Has anyone taken this?  I've been told that it really doesn't exist anymore.  Who would take it?  I know several air trades that have to take the army phase 2 instead (CAP).  Anyone have any details to share with me??


----------



## kincanucks (16 Apr 2005)

I remember taking an Airforce Intoxication Course in Comox in the late eighties.  Is that the same thing?


----------



## Inch (16 Apr 2005)

I never took one. I went from BOTC to SLT and right into MOC training.

CAP is for the purple trades that can be posted to an army unit, I think CELE officers take it as well as security officers (MP's) and a few other trades. Hard Air Force trades like AERE, Navs, and Pilots don't take CAP. The TacHel types will do LOFT which is a basic intro to the army and how they operate. MH types will do a condensed version of NETP which is damage control, fire fighting and "the pointy end is called the bow" basic naval knowledge.

There is a course called the Air Force Officer Basic Course (AFOBC) that is usually completed a couple years after being MOC qualified. I have no idea what's taught since I haven't done it yet.


----------



## bgc_fan (16 Apr 2005)

Inch said:
			
		

> CAP is for the purple trades that can be posted to an army unit, I think CELE officers take it as well as security officers (MP's) and a few other trades. Hard Air Force trades like AERE, Navs, and Pilots don't take CAP.

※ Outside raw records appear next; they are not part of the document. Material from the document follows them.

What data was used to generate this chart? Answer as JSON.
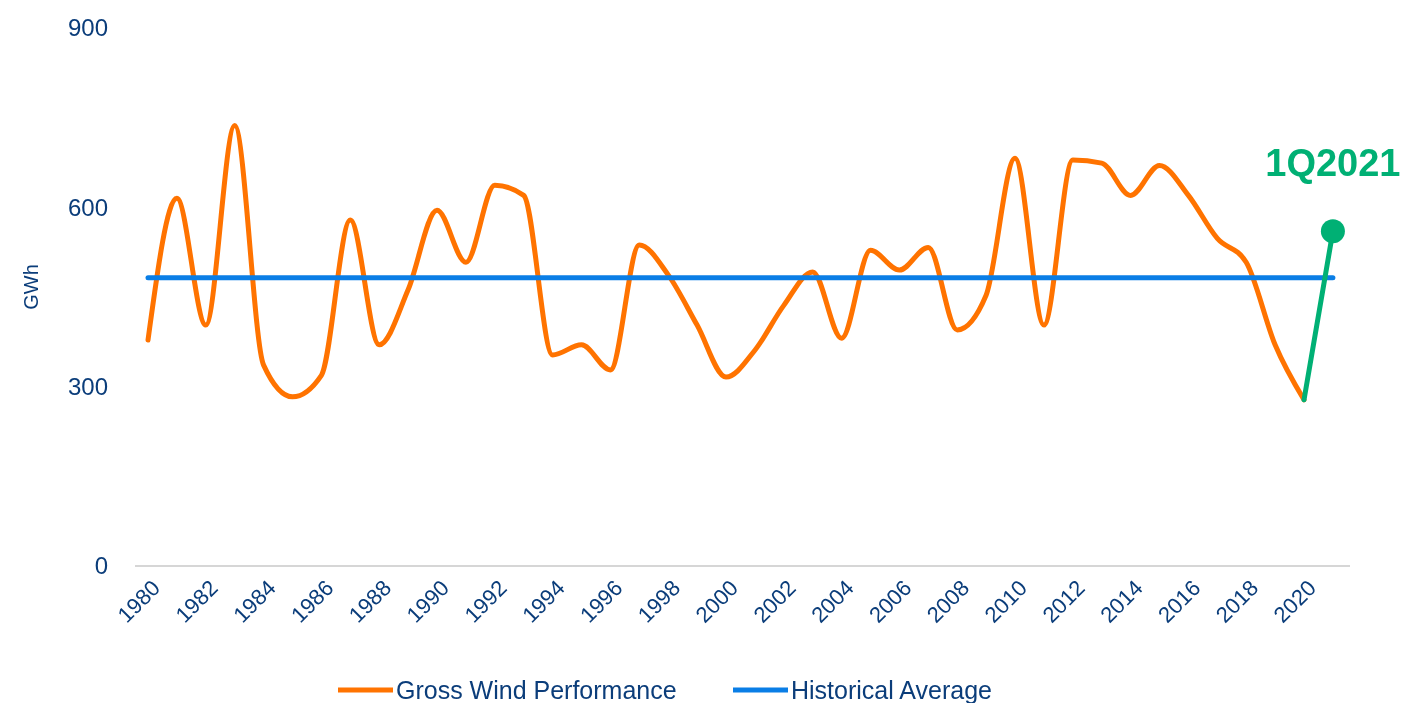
{
  "chart_data": {
    "type": "line",
    "ylabel": "GWh",
    "categories": [
      "1980",
      null,
      "1982",
      null,
      "1984",
      null,
      "1986",
      null,
      "1988",
      null,
      "1990",
      null,
      "1992",
      null,
      "1994",
      null,
      "1996",
      null,
      "1998",
      null,
      "2000",
      null,
      "2002",
      null,
      "2004",
      null,
      "2006",
      null,
      "2008",
      null,
      "2010",
      null,
      "2012",
      null,
      "2014",
      null,
      "2016",
      null,
      "2018",
      null,
      "2020",
      null
    ],
    "ylim": [
      0,
      900
    ],
    "yticks": [
      0,
      300,
      600,
      900
    ],
    "grid": false,
    "legend": "bottom",
    "series": [
      {
        "name": "Gross Wind Performance",
        "color": "#ff7300",
        "values": [
          378,
          615,
          403,
          737,
          336,
          283,
          319,
          579,
          370,
          462,
          595,
          508,
          637,
          620,
          353,
          370,
          328,
          537,
          487,
          403,
          316,
          361,
          436,
          492,
          381,
          528,
          495,
          533,
          395,
          453,
          682,
          403,
          679,
          674,
          620,
          670,
          620,
          548,
          508,
          370,
          278,
          null
        ]
      },
      {
        "name": "Historical Average",
        "color": "#0a7ee6",
        "values": [
          482,
          482,
          482,
          482,
          482,
          482,
          482,
          482,
          482,
          482,
          482,
          482,
          482,
          482,
          482,
          482,
          482,
          482,
          482,
          482,
          482,
          482,
          482,
          482,
          482,
          482,
          482,
          482,
          482,
          482,
          482,
          482,
          482,
          482,
          482,
          482,
          482,
          482,
          482,
          482,
          482,
          482
        ]
      },
      {
        "color": "#00b074",
        "values": [
          null,
          null,
          null,
          null,
          null,
          null,
          null,
          null,
          null,
          null,
          null,
          null,
          null,
          null,
          null,
          null,
          null,
          null,
          null,
          null,
          null,
          null,
          null,
          null,
          null,
          null,
          null,
          null,
          null,
          null,
          null,
          null,
          null,
          null,
          null,
          null,
          null,
          null,
          null,
          null,
          278,
          560
        ]
      },
      {
        "type": "scatter",
        "color": "#00b074",
        "values": [
          null,
          null,
          null,
          null,
          null,
          null,
          null,
          null,
          null,
          null,
          null,
          null,
          null,
          null,
          null,
          null,
          null,
          null,
          null,
          null,
          null,
          null,
          null,
          null,
          null,
          null,
          null,
          null,
          null,
          null,
          null,
          null,
          null,
          null,
          null,
          null,
          null,
          null,
          null,
          null,
          null,
          560
        ]
      }
    ],
    "annotations": [
      {
        "text": "1Q2021",
        "y": 560
      }
    ]
  }
}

Just a quick comment, CELE officers don't take CAP. Airfield Engineers do though... as well as the MPs as you mentioned.


----------



## tree hugger (17 Apr 2005)

CELE officers were on CAP while I was there...is that a very recent change resulting from the Signals- CELE split?


----------



## onewingwonder (17 Apr 2005)

> Airforce Intoxication Course in Comox


Geez, that was a scary one. Don't believe my liver ever recovered.


----------



## bgc_fan (17 Apr 2005)

tree hugger said:
			
		

> CELE officers were on CAP while I was there...is that a very recent change resulting from the Signals- CELE split?



It seems to be. I believe all the CELE officers have messages saying that they're going to be posted at Saint-Jean to work on OPMEs after the SLT. Nothing about CAP.


----------



## casing (23 Apr 2005)

tree hugger said:
			
		

> CELE officers were on CAP while I was there...is that a very recent change resulting from the Signals- CELE split?

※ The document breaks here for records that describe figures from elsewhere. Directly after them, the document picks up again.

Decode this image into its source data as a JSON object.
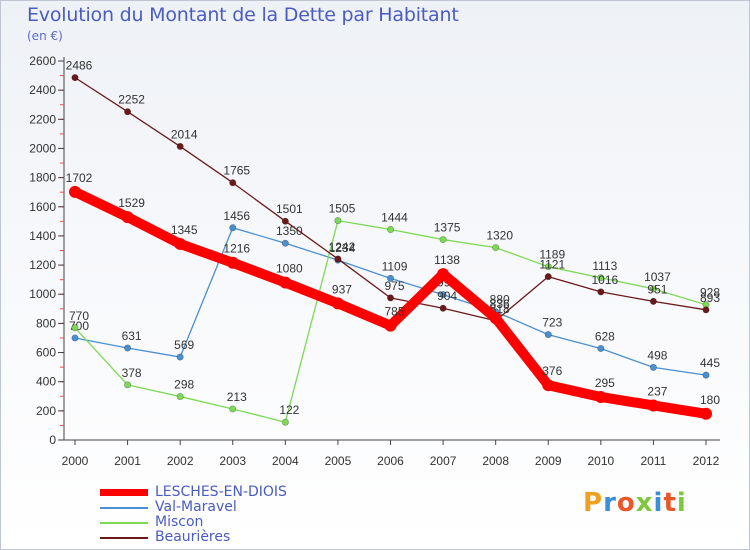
{
  "title": "Evolution du Montant de la Dette par Habitant",
  "subtitle": "(en €)",
  "logo_text": "Proxiti",
  "chart_data": {
    "type": "line",
    "categories": [
      "2000",
      "2001",
      "2002",
      "2003",
      "2004",
      "2005",
      "2006",
      "2007",
      "2008",
      "2009",
      "2010",
      "2011",
      "2012"
    ],
    "ylim": [
      0,
      2600
    ],
    "yticks": [
      0,
      200,
      400,
      600,
      800,
      1000,
      1200,
      1400,
      1600,
      1800,
      2000,
      2200,
      2400,
      2600
    ],
    "grid": false,
    "legend_position": "bottom-left",
    "series": [
      {
        "name": "LESCHES-EN-DIOIS",
        "color": "#ff0000",
        "values": [
          1702,
          1529,
          1345,
          1216,
          1080,
          937,
          785,
          1138,
          836,
          376,
          295,
          237,
          180
        ]
      },
      {
        "name": "Val-Maravel",
        "color": "#4a90d0",
        "values": [
          700,
          631,
          569,
          1456,
          1350,
          1234,
          1109,
          997,
          880,
          723,
          628,
          498,
          445
        ]
      },
      {
        "name": "Miscon",
        "color": "#7ed957",
        "values": [
          770,
          378,
          298,
          213,
          122,
          1505,
          1444,
          1375,
          1320,
          1189,
          1113,
          1037,
          928
        ]
      },
      {
        "name": "Beaurières",
        "color": "#6b1a1a",
        "values": [
          2486,
          2252,
          2014,
          1765,
          1501,
          1242,
          975,
          904,
          818,
          1121,
          1016,
          951,
          893
        ]
      }
    ]
  }
}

Essentially so.  From the documentation I've read and conversations with 'old' CELE folks regarding the split, CAP was one of the reasons for the split.  The CELE (Air) people didn't want to waste time and resources completing Army-specific training that they would never use again.

Also, there is some sort of environmental training that some air folks complete (air Log, for example).  It isn't CAP but is the Air equivalent (read: much shorter than CAP, leave out the weapons and formation movements).


----------



## tree hugger (23 Apr 2005)

Casing said:
			
		

> Also, there is some sort of environmental training that some air folks complete (air Log, for example).   It isn't CAP but is the Air equivalent (read: much shorter than CAP, leave out the weapons and formation movements).


That doesn't leave much left...just ruck marches, PT, field craft and battle procedure?


----------